Unfortunately, now things get complicated. Fans who complain about the DVD & Blu-ray's color palette seem to ignore when such instances work in the film's favor. Take a look at the images below. The one on the left is from the 1995 Laserdisc. The right is the 2005 & 2012 transfer. What we need to remember is that for the 2005 restoration, colors were chosen based on the ink-and-painted animation cels from the original production. While that seems like it should be the closest source for how the film look, colors will change when photographed, due to lighting and the Technicolor dye-transfer process. Disney's animation studio mixed all their own paints, creating their own shades that would become the color they intend when a cel is shot and color-timed with the Technicolor camera. Therefore, if we wanted to know what the "true" colors of the film would be, we would have to consult the original negatives and color timing notes. Colors on a cel are not what would be projected on the screen, and therefore, not the intended look for the film. Imagine it like seeing a clown 75% done with their make-up.

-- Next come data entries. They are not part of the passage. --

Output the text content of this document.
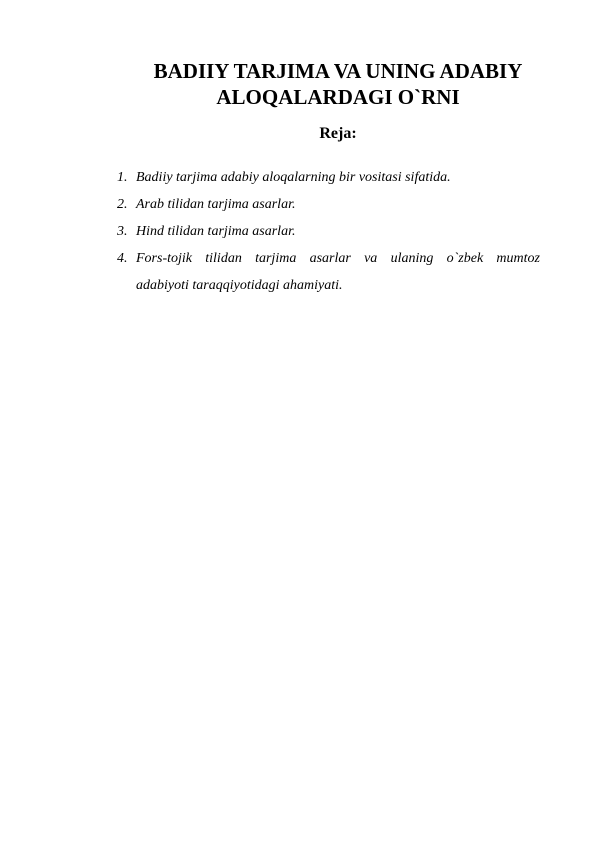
BADIIY TARJIMA VA UNING ADABIY
ALOQALARDAGI O`RNI
Reja:
1. Badiiy tarjima adabiy aloqalarning bir vositasi sifatida.
2. Arab tilidan tarjima asarlar.
3. Hind tilidan tarjima asarlar.
4. Fors-tojik tilidan tarjima asarlar va ulaning o`zbek mumtoz
adabiyoti taraqqiyotidagi ahamiyati.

You can recognize what look they are going for, but are not quite there yet.

Click "here" and "here" to see the individual images at an uncompressed size

In this shot, the difference in Cinderella's dress is obvious, and one in which I - and others, I'm sure - do prefer the 1995 Laserdisc. We get a silvery-blue color for her dress, which we expect the dress to be. However, for the 2005 DVD and 2012 Blu-Ray, it's suddenly a bright blue. On the flipside, the Prince's pants are darker in the 2005/2012 version, which better sells the darkness of midnight. When inside the ballroom, they are bright red, and yet that bright red is only slightly darkened for the Laserdisc when outdoors in this shot. The much-darker version seen here is more accurate to the time of day (er, night). Likewise, the backgrounds are darker - and sharper - in this version, than in the 1995 Laserdisc, which make it look like early evening. Thus, we see how the cel colors can be both good and bad for the intent of a shot. At the end of the day, every fan will have their own conception on how the film should look, but no one really has a "say" in it except Disney themselves. For now, I'll begrudgingly accept that this is the version they want to issue on home media.

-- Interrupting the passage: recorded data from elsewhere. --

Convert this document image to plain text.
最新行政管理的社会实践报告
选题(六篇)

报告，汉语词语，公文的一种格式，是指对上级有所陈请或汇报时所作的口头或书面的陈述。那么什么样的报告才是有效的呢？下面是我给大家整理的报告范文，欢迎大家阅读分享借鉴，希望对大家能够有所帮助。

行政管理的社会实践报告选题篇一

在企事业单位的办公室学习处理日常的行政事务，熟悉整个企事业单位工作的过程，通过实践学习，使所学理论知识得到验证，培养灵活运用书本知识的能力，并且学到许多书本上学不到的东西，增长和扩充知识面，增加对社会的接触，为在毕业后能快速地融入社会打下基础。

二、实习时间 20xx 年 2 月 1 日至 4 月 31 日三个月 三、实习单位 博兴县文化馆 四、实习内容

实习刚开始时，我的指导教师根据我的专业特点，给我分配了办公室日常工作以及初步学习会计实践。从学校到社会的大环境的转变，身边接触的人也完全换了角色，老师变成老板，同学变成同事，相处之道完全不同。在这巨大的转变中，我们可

I should also mention how DNR - Digital Noise Reduction - has affected the film. The automated process is intended to smooth out an image by removing extant grain and other noise that is picked up when an analog source (in this case, 35mm film) is scanned digitally. For animated films, a grain-free image can look great, and Cinderella does. However, in some shots - which I haven't been able to accurately capture, but others have posted examples online - some hand-drawn lines were mistaken for noise, and DNR removed them. Under a watchful eye, such mistakes can be caught and corrected. For the most part, the restoration team for Cinderella (Lowry Digital Images, now known as Reliance MediaWorks) did that in 2005. Still, human error has led to several shots in the film in which missing lines are quite obvious when paused.

While these color palette issues and DNR-caused mistakes can be considered a problem with the presentation, most viewers may not even be aware of it unless someone pointed it out. Whether or not they decide to cry "foul!" is up to them. If you decide to cry "foul!", my advice is to write to Disney Customer Service (link "Disney Customer Service" to here: ) to voice your dissatisfaction with the product. If Disney is aware of these issues, and if a fair amount of consumers voice their opinion regarding them, hopefully a future release of the film will correct them. In the meantime, the most that consumers can do beyond writing to them is voting with their wallet: decide if the error is a large enough factor to prevent a purchase of this Blu-Ray.